Bupropion SR is approved for the treatment of tobacco dependence in adult smokers. Bupropion SR is an atypical antidepressant that has been shown to double the likelihood of quitting smoking (to roughly 19%-24% six months into a quit attempt), perhaps by acting on dopaminergic and noradrenergic systems and by acting as an antagonist of nicotine acetylcholine receptors.
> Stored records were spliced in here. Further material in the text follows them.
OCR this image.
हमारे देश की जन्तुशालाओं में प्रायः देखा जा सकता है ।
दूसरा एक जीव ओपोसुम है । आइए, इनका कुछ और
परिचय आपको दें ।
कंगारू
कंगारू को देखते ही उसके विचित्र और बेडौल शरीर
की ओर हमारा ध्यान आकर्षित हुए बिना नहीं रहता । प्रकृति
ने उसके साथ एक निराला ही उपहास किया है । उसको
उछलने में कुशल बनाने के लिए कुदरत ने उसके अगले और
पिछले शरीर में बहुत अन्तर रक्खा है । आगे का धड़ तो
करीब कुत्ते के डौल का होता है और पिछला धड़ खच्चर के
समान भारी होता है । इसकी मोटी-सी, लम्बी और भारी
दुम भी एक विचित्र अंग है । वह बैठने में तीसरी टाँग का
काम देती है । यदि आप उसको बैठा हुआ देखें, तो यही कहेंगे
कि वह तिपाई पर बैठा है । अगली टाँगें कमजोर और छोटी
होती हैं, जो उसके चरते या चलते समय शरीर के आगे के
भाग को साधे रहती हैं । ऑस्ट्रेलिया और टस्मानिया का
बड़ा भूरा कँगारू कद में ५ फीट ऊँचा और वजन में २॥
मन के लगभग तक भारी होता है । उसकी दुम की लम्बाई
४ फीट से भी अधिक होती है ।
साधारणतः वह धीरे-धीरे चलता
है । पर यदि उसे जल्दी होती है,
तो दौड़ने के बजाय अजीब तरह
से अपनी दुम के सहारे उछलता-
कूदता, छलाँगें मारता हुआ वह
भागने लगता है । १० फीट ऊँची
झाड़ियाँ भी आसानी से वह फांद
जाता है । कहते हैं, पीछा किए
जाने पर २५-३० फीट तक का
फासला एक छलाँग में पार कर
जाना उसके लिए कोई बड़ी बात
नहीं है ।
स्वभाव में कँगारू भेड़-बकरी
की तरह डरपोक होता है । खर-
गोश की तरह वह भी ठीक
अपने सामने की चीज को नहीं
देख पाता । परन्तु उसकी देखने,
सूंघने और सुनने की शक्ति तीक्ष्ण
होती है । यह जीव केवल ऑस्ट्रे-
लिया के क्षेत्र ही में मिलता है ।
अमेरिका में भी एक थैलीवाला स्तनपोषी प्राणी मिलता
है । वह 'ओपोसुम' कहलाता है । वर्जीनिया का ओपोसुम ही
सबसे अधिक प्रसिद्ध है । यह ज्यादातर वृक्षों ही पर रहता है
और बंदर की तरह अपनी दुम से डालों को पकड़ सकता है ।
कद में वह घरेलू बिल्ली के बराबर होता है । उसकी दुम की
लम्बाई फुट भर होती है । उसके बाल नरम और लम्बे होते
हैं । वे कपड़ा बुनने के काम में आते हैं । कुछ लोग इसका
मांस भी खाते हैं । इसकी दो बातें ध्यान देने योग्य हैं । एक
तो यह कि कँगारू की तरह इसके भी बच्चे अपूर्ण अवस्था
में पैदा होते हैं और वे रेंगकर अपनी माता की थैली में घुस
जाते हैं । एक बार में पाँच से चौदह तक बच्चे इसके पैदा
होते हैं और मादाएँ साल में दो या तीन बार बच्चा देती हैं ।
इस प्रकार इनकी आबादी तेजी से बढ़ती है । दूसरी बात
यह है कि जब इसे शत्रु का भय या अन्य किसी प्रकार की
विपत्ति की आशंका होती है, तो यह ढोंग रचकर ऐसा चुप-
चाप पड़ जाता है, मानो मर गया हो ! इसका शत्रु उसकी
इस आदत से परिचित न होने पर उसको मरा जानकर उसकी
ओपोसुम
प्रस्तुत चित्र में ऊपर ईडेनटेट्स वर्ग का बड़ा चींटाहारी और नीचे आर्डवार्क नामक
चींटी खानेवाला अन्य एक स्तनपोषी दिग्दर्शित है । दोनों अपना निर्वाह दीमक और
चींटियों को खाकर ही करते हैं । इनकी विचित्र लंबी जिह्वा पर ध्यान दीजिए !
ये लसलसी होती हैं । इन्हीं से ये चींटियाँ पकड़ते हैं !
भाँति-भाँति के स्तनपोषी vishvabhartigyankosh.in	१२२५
Head-to-head comparisons of bupropion SR and other stop-smoking treatments suggest that bupropion SR is as or more efficacious than nicotine replacement therapies, equally efficacious as nortriptyline, and less efficacious than varenicline. The evidence available regarding the effectiveness of bupropion SR in real-world settings suggests that abstinence rates are similar to those seen in controlled clinical trials. Bupropion SR appears to be safe and efficacious for both men and women and for people with comorbid medical or mental health conditions. Evidence collected to date supports the use of bupropion SR as a safe, tolerable pharmacotherapy for smoking cessation among adult smokers without a predisposition to seizures, but also suggests that benefits in terms of abstinence last only as long as treatment continues. This review focuses on recent evidence regarding bupropion SR effects and highlights important questions regarding the duration of effects, relative efficacy, effectiveness in clinical use, mechanisms of action, and utilization of bupropion SR that remain unanswered.